My 9 yo who had been feeling dodgy all day decided to throw up in the check in queue.We were pulled out of the line and taken for him to be examined by a doctor.This took so long we only caught the check-in desk by the skin of our teeth and got 6 seats dotted all over the cabin for my DH ,me and our 4 DC aged between 10 and 3.It was only a 4 hour flight, but at night.That was on a package holiday

That's utterly grim - so you not only still flew with dodgy feeling pukey child but he was sat next to a complete stranger. Had you booked seats together?

notnaice · 04/03/2015 14:59

I booked flights and although I'd have dearly loved to have taken a chance and saved money, I know my ds would have been very upset sitting alone so I just had to suck it up. I'm not happy about it but I've got no choice but to pay. I wouldn't dream of taking the risk and expecting people to move for us.

MrTumblesBavarianFanbase · 04/03/2015 15:00

You know it's not only parents who do the expecting somebody to move for them thing?

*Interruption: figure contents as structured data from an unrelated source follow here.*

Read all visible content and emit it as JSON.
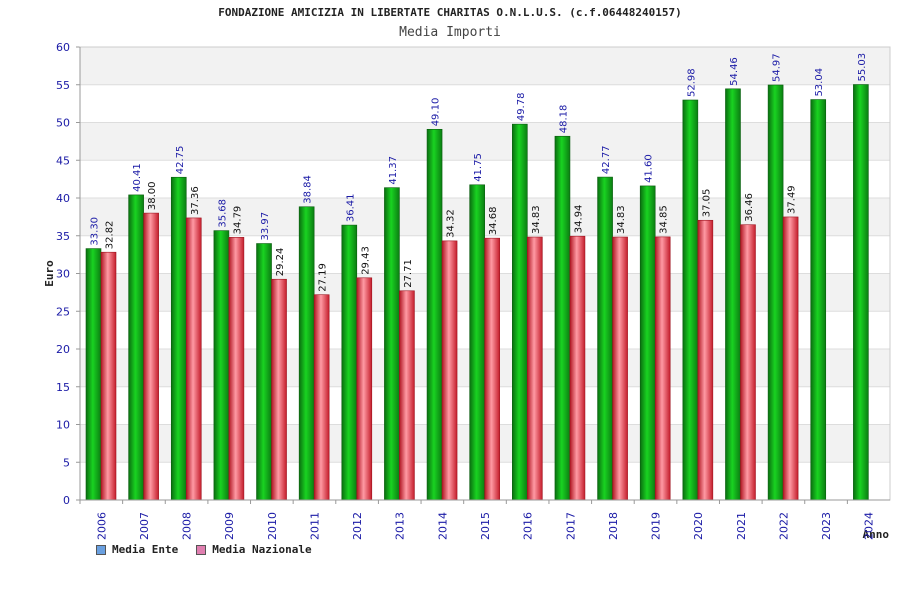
{
  "header": {
    "title": "FONDAZIONE AMICIZIA IN LIBERTATE CHARITAS O.N.L.U.S. (c.f.06448240157)",
    "subtitle": "Media Importi"
  },
  "legend": {
    "items": [
      {
        "label": "Media Ente",
        "color": "#6aa0e0"
      },
      {
        "label": "Media Nazionale",
        "color": "#e07fb0"
      }
    ]
  },
  "colors": {
    "ente_bar": "#13b51b",
    "nazionale_bar": "#ee3344",
    "axis_text": "#1a1aa6",
    "band": "#f2f2f2"
  },
  "chart_data": {
    "type": "bar",
    "title": "FONDAZIONE AMICIZIA IN LIBERTATE CHARITAS O.N.L.U.S. (c.f.06448240157)",
    "subtitle": "Media Importi",
    "xlabel": "Anno",
    "ylabel": "Euro",
    "ylim": [
      0,
      60
    ],
    "yticks": [
      0,
      5,
      10,
      15,
      20,
      25,
      30,
      35,
      40,
      45,
      50,
      55,
      60
    ],
    "grid": true,
    "legend_position": "bottom-left",
    "categories": [
      "2006",
      "2007",
      "2008",
      "2009",
      "2010",
      "2011",
      "2012",
      "2013",
      "2014",
      "2015",
      "2016",
      "2017",
      "2018",
      "2019",
      "2020",
      "2021",
      "2022",
      "2023",
      "2024"
    ],
    "series": [
      {
        "name": "Media Ente",
        "values": [
          33.3,
          40.41,
          42.75,
          35.68,
          33.97,
          38.84,
          36.41,
          41.37,
          49.1,
          41.75,
          49.78,
          48.18,
          42.77,
          41.6,
          52.98,
          54.46,
          54.97,
          53.04,
          55.03
        ],
        "labels": [
          "33.30",
          "40.41",
          "42.75",
          "35.68",
          "33.97",
          "38.84",
          "36.41",
          "41.37",
          "49.10",
          "41.75",
          "49.78",
          "48.18",
          "42.77",
          "41.60",
          "52.98",
          "54.46",
          "54.97",
          "53.04",
          "55.03"
        ]
      },
      {
        "name": "Media Nazionale",
        "values": [
          32.82,
          38.0,
          37.36,
          34.79,
          29.24,
          27.19,
          29.43,
          27.71,
          34.32,
          34.68,
          34.83,
          34.94,
          34.83,
          34.85,
          37.05,
          36.46,
          37.49,
          null,
          null
        ],
        "labels": [
          "32.82",
          "38.00",
          "37.36",
          "34.79",
          "29.24",
          "27.19",
          "29.43",
          "27.71",
          "34.32",
          "34.68",
          "34.83",
          "34.94",
          "34.83",
          "34.85",
          "37.05",
          "36.46",
          "37.49",
          null,
          null
        ]
      }
    ]
  }
}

I used to take the same short flight 2 or 3 times a month over a period of 6 months - always return so loads of flights, always alone. I was never once asked to move to allow a parent and child/ren to sit together (I would almost always have agreed if I had been) but I was asked countless times by lovey dovey young couples! Almost every time they were asking me to move to take a middle seat and give up my aisle one (deliberately chosen for swift hand luggage only departure from the plane). I always said no to them if they wanted me to move to a middle seat just so a couple could sit together, and sometimes got some quite shitty reactions Hmm

juneau · 04/03/2015 15:03

We often fly Easyjet and have never, ever had an issue with being seated separately from our DC. However, I would advise you to get to the airport nice and early as its first come, first served on the seating and if you tip up when everyone else has checked in and been allocated their seats you'll get what's left over - which might be in odd seats in different rows. But if its going to make you anxious then pay the extra.

FranTan · 04/03/2015 15:11

We flew Easyjet at Xmas and I didn't pay the extra. Spoke to a friend who happens to be an Easyjet pilot! She advised to check in as soon as it opens and you should all be seated together. Online you will be able to see the seats. Sure enough we were seated together but separated by an aisle (2 DCs).